Ford Mustang in detail
> Performance and 0-60 time - The Mustang GT is the UK's best performer, dispatching 0-62mph in just 4.3sec despite a lardy 1818kg kerb weight
> Engine and gearbox - The 5.0 V8 is thirsty, but brilliant at embracing the muscle car vibe, whereas the 2.3-litre EcoBoost turbocharged variant doesn't provide the performance, fuel economy or soul needed to upstage its bigger brother.
> Ride and handling - Despite finally adopting an independent rear suspension set-up, the Mustang still resolutely adheres to its American heritage by lacking resolved body control and feedback from the front wheels to thrill on European roads.
> MPG and running costs - Low running costs were never going to be the Mustang's strong point, but they are at least trying with the EcoBoost model. Comparative fuel and tax bills might make that BMW 430i look a little more enticing though.
> Interior and tech - Unlike Mustangs of old, the interior is not the plasticky affair you might expect, although it still doesn't get close to German and Japanese rivals. Ford's excellent SYNC 3 infotainment system does make a welcome appearance though.
> Design - Ford didn't hold back on the design of the Mustang, appealing to its retro heritage, while still appearing contemporary.
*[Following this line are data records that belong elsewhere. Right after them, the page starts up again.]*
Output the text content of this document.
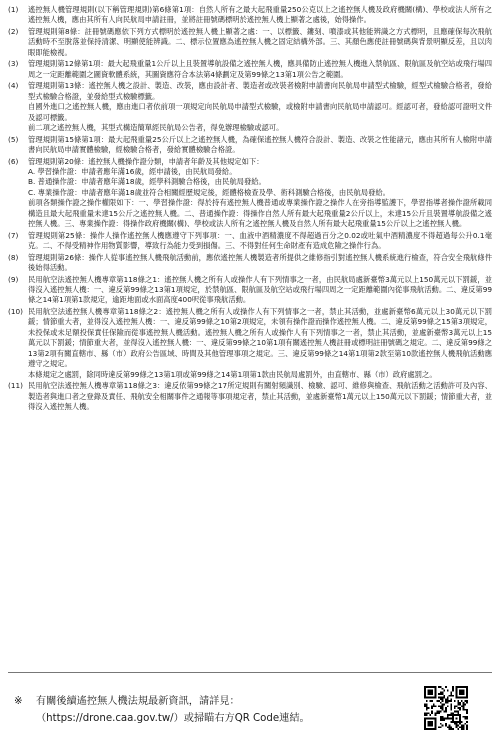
(1)	遙控無人機管理規則(以下稱管理規則)第6條第1項：自然人所有之最大起飛重量250公克以上之遙控無人機及政府機關(構)、學校或法人所有之遙控無人機，應由其所有人向民航局申請註冊，並將註冊號碼標明於遙控無人機上顯著之處後，始得操作。

(2)	管理規則第8條：註冊號碼應依下列方式標明於遙控無人機上顯著之處：一、以標籤、鏤刻、噴漆或其他能辨識之方式標明，且應確保每次飛航活動時不至脫落並保持清潔、明顯使能辨識。二、標示位置應為遙控無人機之固定結構外部。三、其顏色應使註冊號碼與背景明顯反差，且以肉眼即能檢視。

(3)	管理規則第12條第1項：最大起飛重量1公斤以上且裝置導航設備之遙控無人機，應具備防止遙控無人機進入禁航區、限航區及航空站或飛行場四周之一定距離範圍之圖資軟體系統，其圖資應符合本法第4條劃定及第99條之13第1項公告之範圍。

(4)	管理規則第13條：遙控無人機之設計、製造、改裝，應由設計者、製造者或改裝者檢附申請書向民航局申請型式檢驗，經型式檢驗合格者，發給型式檢驗合格證，並發給型式檢驗標籤。

自國外進口之遙控無人機，應由進口者依前項一項規定向民航局申請型式檢驗，或檢附申請書向民航局申請認可。經認可者，發給認可證明文件及認可標籤。

前二項之遙控無人機，其型式構造簡單經民航局公告者，得免辦理檢驗或認可。

(5)	管理規則第15條第1項：最大起飛重量25公斤以上之遙控無人機，為確保遙控無人機符合設計、製造、改裝之性能諸元，應由其所有人檢附申請書向民航局申請實體檢驗，經檢驗合格者，發給實體檢驗合格證。

(6)	管理規則第20條：遙控無人機操作證分類，申請者年齡及其他規定如下：

A. 學習操作證：申請者應年滿16歲，經申請後，由民航局發給。

B. 普通操作證：申請者應年滿18歲，經學科測驗合格後，由民航局發給。

C. 專業操作證：申請者應年滿18歲並符合相關經歷規定後，經體格檢查及學、術科測驗合格後，由民航局發給。

前項各類操作證之操作權限如下：一、學習操作證：得於持有遙控無人機普通或專業操作證之操作人在旁指導監護下，學習指導者操作證所載同構造且最大起飛重量未達15公斤之遙控無人機。二、普通操作證：得操作自然人所有最大起飛重量2公斤以上，未達15公斤且裝置導航設備之遙控無人機。三、專業操作證：得操作政府機關(構)、學校或法人所有之遙控無人機及自然人所有最大起飛重量15公斤以上之遙控無人機。

(7)	管理規則第25條：操作人操作遙控無人機應遵守下列事項：一、血液中酒精濃度不得超過百分之0.02或吐氣中酒精濃度不得超過每公升0.1毫克。二、不得受精神作用物質影響，導致行為能力受到損傷。三、不得對任何生命財產有造成危險之操作行為。

(8)	管理規則第26條：操作人從事遙控無人機飛航活動前，應依遙控無人機製造者所提供之維修指引對遙控無人機系統進行檢查，符合安全飛航條件後始得活動。

(9)	民用航空法遙控無人機專章第118條之1：遙控無人機之所有人或操作人有下列情事之一者，由民航局處新臺幣3萬元以上150萬元以下罰鍰，並得沒入遙控無人機：一、違反第99條之13第1項規定，於禁航區、限航區及航空站或飛行場四周之一定距離範圍內從事飛航活動。二、違反第99條之14第1項第1款規定，逾距地面或水面高度400呎從事飛航活動。

(10) 民用航空法遙控無人機專章第118條之2：遙控無人機之所有人或操作人有下列情事之一者，禁止其活動，並處新臺幣6萬元以上30萬元以下罰鍰；情節重大者，並得沒入遙控無人機：一、違反第99條之10第2項規定，未領有操作證而操作遙控無人機。二、違反第99條之15第3項規定，未投保或未足額投保責任保險而從事遙控無人機活動。遙控無人機之所有人或操作人有下列情事之一者，禁止其活動，並處新臺幣3萬元以上15萬元以下罰鍰；情節重大者，並得沒入遙控無人機：一、違反第99條之10第1項有關遙控無人機註冊或標明註冊號碼之規定。二、違反第99條之13第2項有關直轄市、縣（市）政府公告區域、時間及其他管理事項之規定。三、違反第99條之14第1項第2款至第10款遙控無人機飛航活動應遵守之規定。

本條規定之處罰，除同時違反第99條之13第1項或第99條之14第1項第1款由民航局處罰外，由直轄市、縣（市）政府處罰之。

(11) 民用航空法遙控無人機專章第118條之3：違反依第99條之17所定規則有關射頻識別、檢驗、認可、維修與檢查、飛航活動之活動許可及內容、製造者與進口者之登錄及責任、飛航安全相關事件之通報等事項規定者，禁止其活動，並處新臺幣1萬元以上150萬元以下罰鍰；情節重大者，並得沒入遙控無人機。

※	有關後續遙控無人機法規最新資訊，請詳見：
（https://drone.caa.gov.tw/）或掃瞄右方QR Code連結。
In a sea of BMW 4-series and Audi A5s the Mustang will definitely get you noticed.
Prices, specs and rivals
Sitting at the foot of the Mustang range is the £37,645 2.3-litre four-cylinder EcoBoost; next up the ladder is the 5-litre V8 GT, priced at £42,745. This duo comprise the entire Mustang model line-up in Europe, where the GT350 models aren’t offered, although there are limited editions from time-to-time.
A manual gearbox is standard, although an automatic transmission is available for a hefty £3350 on both variants. Either can also be had in convertible form for a £3500 premium.
Cylinder count, swept capacity and performance aside, the differences between the 2.3 and 5.0 aren’t major. As standard the EcoBoost car comes well equipped, benefiting from a limited-slip differential, LED headlights and Android Auto/Apple CarPlay compatibility. To rein in the V8’s extra grunt it gets more powerful Brembo brakes, and there are line-lock/launch control functions, too.
The Bullitt is only available as a V8 paired to the manual transmission, and starts at £48,145, but features plenty of extra kit such as Recaro seats and bespoke styling elements, as well as slightly more power from the engine, uprated suspension and underbody bracing.
Rivalry comes in the shape of the evergreen Nissan 370Z and spritely BMW M240i. The Japanese coupe offers the budget option, priced some £7000 less than the smaller-engined Mustang, but its charms are starting to wear thin in its advancing years.
BMW’s junior coupe, the £37,390 M240i, may compete in a different size bracket, but it splits the two Mustangs in performance terms. It’s more polished than the Ford and better built too. That said, it’s not a full-fat M-car, so doesn’t carry the exclusivity factor like the American pony car.
But the Mustang's recent update has corresponded with a reasonably chunky price rise - meaning a near-£50k Mustang is now a reality, which is suddenly a large amount of money to pay for a Ford - regardless of what's under the bonnet.